The
Online Archive of The Sword in the Mountains
Confederate
Veteran
Volume 19, Number 14, Page 90
February 1911
Alice MacGowan, who has written so much and so naturally of the mountain
dwellers of our beautiful Southland, has just published through Putnam's a
great Civil War story under the above title. Realizing that too many tales
dealing with the great conflict have been written from a prejudiced view point,
Miss MacGowan has made her story wonderfully impartial. This may be accounted
for by the facts that Alice MacGowan was born in Ohio, brought up in Tennessee,
and while her father was an officer in the Army of the Cumberland, the fathers
of almost all of her associates and her dearest friends of childhood days
were on the other side in that struggle. Colonel MacGowan was editor of the
Chattanooga Times for more than twenty years, and thirty years editor in Chattanooga.
The Sword in the Mountains deals with the siege and battles about Chattanooga,
and perhaps no more picturesque war material was offered during the conflict
of '63. Chickamauga, which is the great battle piece of the book, came very
near being a drawn engagement, the advantage resting on one side and the victory
on the other. The valor shown on that terrible field was American not confined
to North or South. Pap Thomas, the rock of Chickamauga, who saved the battered
remnants of the day for the Federals, was himself a Virginian. Abraham Lincoln's
Confederate brother in law, General Helm, was killed on the field of Chickamauga.
Altogether the author could not have selected a battle in whose heroic fighting
both sides could have felt such equal pride. Her description of the battle,
while historically accurate, is extremely picturesque, and survivors who know
how the fighting went will find nothing to offend and much to charm them in
her presentation. The same judicious intention to represent both sides is
shown in the placing of her characters. The hero of the story, Champ Seacrest,
an East Tennessee boy, who had gone West, is a young Confederate cavalryman,
coming in with the Texas Rangers. But Champ Seacrest's father, Vespasian Seacrest.
almost an equally important character in the story, is a mountaineer living
on Walden's Ridge, north of Chattanooga, and an ardent Unionist. The boy had
run away from home and gone with kin to Texas. The girl he loved still remained
with his father on Walden's Ridge, and she too is profoundly attached to the
Union, and helped Vespasian to get men through to join the Union army.
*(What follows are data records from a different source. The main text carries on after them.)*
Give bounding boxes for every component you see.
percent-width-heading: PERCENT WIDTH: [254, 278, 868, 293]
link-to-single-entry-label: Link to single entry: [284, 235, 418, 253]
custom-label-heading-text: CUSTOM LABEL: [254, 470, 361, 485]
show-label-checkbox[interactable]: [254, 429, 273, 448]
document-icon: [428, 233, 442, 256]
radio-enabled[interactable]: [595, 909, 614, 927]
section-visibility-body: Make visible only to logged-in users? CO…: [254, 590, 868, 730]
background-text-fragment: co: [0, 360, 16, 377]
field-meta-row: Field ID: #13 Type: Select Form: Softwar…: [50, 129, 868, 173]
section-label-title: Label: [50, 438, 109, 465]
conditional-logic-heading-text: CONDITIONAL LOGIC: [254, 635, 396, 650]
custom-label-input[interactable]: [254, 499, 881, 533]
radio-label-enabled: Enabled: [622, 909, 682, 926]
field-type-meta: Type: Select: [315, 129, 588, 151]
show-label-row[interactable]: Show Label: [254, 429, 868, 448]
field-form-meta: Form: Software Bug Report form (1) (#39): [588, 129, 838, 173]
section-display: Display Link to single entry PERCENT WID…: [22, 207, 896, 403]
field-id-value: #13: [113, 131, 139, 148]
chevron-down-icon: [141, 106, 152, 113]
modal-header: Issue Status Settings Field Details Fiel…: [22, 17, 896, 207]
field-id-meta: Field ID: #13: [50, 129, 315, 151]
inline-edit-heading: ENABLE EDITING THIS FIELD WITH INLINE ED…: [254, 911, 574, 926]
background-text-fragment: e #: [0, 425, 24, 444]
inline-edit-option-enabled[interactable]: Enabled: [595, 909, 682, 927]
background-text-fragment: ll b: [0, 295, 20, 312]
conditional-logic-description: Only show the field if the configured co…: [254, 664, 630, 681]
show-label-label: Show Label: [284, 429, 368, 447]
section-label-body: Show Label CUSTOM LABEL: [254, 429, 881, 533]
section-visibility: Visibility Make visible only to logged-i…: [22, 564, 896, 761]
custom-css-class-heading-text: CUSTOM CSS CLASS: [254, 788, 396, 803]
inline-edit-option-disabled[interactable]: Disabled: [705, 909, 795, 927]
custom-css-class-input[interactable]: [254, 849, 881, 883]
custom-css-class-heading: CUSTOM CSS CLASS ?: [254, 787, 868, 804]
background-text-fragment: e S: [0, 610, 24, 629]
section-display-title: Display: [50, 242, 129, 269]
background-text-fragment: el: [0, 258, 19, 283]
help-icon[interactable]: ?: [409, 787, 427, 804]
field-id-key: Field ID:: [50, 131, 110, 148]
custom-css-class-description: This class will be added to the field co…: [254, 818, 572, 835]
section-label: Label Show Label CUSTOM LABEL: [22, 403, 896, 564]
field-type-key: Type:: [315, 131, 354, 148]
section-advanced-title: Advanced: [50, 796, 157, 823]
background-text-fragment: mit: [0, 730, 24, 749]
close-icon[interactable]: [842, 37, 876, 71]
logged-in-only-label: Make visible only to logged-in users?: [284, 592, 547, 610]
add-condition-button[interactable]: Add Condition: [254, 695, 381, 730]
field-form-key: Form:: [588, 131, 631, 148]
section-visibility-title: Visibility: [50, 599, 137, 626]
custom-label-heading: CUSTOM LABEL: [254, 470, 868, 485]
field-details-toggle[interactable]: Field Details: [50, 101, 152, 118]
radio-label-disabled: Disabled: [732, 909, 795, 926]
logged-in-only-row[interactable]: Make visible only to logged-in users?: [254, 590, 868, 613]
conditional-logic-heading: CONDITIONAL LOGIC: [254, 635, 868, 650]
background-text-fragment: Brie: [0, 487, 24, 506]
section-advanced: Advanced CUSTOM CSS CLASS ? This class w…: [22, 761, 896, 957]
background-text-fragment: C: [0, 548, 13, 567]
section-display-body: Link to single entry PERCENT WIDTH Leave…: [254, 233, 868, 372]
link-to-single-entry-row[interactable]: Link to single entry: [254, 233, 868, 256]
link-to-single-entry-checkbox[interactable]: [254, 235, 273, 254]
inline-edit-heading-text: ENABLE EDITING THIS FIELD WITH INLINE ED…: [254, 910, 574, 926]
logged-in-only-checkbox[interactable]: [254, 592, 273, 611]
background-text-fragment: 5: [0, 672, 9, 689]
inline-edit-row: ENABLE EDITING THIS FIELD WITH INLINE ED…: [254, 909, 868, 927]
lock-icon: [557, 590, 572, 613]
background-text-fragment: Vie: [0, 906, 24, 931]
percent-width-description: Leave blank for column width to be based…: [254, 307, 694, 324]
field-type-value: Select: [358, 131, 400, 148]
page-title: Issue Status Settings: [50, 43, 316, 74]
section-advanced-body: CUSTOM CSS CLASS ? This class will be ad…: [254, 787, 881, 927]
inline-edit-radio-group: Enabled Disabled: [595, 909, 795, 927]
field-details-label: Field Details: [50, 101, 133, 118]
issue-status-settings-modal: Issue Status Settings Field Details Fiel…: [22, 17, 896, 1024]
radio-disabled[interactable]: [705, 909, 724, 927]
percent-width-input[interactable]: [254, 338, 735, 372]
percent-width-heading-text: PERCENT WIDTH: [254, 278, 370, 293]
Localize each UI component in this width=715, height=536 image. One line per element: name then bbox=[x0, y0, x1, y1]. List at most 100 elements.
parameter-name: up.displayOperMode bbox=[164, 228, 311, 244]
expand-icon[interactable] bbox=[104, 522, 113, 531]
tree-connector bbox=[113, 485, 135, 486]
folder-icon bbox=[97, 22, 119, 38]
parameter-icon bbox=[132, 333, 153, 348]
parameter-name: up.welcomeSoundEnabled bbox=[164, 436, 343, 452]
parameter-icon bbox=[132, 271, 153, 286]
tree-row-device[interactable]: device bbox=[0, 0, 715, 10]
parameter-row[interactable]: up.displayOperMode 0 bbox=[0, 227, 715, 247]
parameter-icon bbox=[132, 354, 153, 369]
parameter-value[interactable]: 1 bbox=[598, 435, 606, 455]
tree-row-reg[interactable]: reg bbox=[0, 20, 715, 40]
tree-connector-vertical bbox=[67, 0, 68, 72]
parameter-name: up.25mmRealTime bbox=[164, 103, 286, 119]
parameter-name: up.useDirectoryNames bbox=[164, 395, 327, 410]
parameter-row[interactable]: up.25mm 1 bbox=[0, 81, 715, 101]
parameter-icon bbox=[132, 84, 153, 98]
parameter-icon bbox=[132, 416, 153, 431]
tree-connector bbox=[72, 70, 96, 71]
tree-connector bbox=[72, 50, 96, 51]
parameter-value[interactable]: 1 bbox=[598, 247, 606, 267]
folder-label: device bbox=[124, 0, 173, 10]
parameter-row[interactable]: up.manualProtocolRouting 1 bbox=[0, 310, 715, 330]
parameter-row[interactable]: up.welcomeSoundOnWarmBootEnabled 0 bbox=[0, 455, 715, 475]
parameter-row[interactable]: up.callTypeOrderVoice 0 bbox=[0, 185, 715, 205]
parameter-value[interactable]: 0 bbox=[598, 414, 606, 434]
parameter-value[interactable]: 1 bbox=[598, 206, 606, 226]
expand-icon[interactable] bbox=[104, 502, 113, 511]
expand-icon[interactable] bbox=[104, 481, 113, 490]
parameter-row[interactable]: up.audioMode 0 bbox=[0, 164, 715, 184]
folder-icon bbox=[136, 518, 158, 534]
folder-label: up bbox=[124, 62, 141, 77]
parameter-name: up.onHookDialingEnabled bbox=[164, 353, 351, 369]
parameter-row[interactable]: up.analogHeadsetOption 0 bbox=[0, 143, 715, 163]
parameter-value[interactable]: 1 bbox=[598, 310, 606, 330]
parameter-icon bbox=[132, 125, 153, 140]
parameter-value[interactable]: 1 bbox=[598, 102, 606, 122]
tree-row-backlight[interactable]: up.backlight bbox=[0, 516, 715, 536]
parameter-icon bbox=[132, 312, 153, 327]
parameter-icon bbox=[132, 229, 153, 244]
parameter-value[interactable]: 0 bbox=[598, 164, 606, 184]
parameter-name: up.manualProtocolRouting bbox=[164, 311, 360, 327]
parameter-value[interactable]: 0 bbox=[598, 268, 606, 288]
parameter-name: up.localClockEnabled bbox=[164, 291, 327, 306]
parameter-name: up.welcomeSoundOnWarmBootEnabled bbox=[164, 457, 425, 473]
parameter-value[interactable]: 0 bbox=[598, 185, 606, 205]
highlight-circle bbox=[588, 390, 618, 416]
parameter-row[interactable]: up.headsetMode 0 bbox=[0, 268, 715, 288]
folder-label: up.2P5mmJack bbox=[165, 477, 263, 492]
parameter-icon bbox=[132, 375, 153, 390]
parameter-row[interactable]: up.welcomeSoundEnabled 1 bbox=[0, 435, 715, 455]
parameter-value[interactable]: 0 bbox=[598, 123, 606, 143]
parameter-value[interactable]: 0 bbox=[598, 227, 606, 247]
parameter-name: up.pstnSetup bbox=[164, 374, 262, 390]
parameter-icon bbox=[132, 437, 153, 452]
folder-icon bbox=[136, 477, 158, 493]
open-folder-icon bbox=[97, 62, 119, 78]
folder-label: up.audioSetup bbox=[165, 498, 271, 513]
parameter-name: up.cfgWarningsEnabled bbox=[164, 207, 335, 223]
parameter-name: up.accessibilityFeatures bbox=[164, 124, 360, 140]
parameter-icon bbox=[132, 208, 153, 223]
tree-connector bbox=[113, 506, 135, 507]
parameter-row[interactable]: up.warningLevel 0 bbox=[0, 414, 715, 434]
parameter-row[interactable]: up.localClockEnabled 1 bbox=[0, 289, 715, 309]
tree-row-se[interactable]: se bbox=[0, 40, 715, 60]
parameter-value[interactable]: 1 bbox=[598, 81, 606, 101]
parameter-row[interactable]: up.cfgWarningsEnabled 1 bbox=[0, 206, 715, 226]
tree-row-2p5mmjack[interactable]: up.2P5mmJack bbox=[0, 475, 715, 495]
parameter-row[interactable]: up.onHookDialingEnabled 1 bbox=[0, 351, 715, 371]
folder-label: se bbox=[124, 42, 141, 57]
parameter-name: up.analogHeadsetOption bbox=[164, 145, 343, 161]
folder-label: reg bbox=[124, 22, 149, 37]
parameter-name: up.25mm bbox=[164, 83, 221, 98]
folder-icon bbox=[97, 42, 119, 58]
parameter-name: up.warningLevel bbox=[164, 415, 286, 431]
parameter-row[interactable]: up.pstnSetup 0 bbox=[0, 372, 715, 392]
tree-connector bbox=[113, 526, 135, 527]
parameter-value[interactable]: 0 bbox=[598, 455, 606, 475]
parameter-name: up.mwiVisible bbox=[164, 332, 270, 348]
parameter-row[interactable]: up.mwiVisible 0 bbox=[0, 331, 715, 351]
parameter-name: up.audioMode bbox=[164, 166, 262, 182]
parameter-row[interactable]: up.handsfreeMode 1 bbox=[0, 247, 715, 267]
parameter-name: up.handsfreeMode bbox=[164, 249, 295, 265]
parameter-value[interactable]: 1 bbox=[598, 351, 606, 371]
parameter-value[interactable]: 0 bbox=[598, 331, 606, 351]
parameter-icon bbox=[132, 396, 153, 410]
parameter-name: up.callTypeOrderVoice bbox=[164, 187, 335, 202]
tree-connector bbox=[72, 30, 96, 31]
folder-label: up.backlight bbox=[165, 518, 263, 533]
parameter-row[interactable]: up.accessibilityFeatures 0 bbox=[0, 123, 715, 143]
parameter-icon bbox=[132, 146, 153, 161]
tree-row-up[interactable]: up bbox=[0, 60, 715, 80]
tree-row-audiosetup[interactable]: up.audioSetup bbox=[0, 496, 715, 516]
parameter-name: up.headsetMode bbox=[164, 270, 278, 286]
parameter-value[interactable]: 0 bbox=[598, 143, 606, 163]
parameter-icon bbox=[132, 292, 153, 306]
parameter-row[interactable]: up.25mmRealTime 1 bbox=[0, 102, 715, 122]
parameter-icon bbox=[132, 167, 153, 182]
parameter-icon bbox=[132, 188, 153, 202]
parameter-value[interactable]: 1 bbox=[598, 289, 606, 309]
Champ
is cast out by his father in a moment of passion, and Delora, the girl, holds
with the old man, yet the hearts of both follow the dashing young grayclad
cavalryman, who rides with the 8th Texas Rangers, forming sometimes
a part of Wheeler's "Ragged and Reckless," sometimes with Forrest or another.
The loving touches with which the war time life in its old fashioned Southern
elegance is delineated, as in the home of the
Winchesters
at Chattanooga, will be especially appreciated by those who remember those
times. The scene in which Champ is taken for a spy in Mrs. Judge Winchester's
house, the deathbed marriage between Evelyn Winchester, the lovely young Southern
girl, and a young Federal officer who has fallen desperately in love with
her these are things most of us could parallel in our personal experiences
or in the stories that have come down to us. A romance is not expected to
weigh ethical questions or set forth the right or wrong of a situation, and
"The Sword in the Mountains" makes no attempt to argue the case for either
side. The reception of the news of Lincoln's assassination in Chattanooga,
the midnight court martial, the various skirmishes and rescues are all parallel
from events in history, though no one character or incident is taken exactly
as it stood. But the description of the burning of the Federal wagon train
in Sequatchie Valley that was to sustain the besieged town when Wheeler's
desperate band undertook what even Forrest thought they could not do, the
figure of its gallant leader, with a mere touch of Braxton Bragg's personality,
is accurate. In the preface Miss MacGowan expresses some little fear that
her lack of prejudice may end by pleasing neither side, yet it would be a
captious critic indeed who would wish to import even a touch of bitterness
into a book which celebrates so enthusiastically the valor of Americans, the
courage we draw from a common ancestry, and which we must all hope to bring
to bear upon a common destiny. While the book does not portray that astute
knowledge of military matters that the veterans expect, it will entertain
those who are unfamiliar with them, and it is intensely thrilling.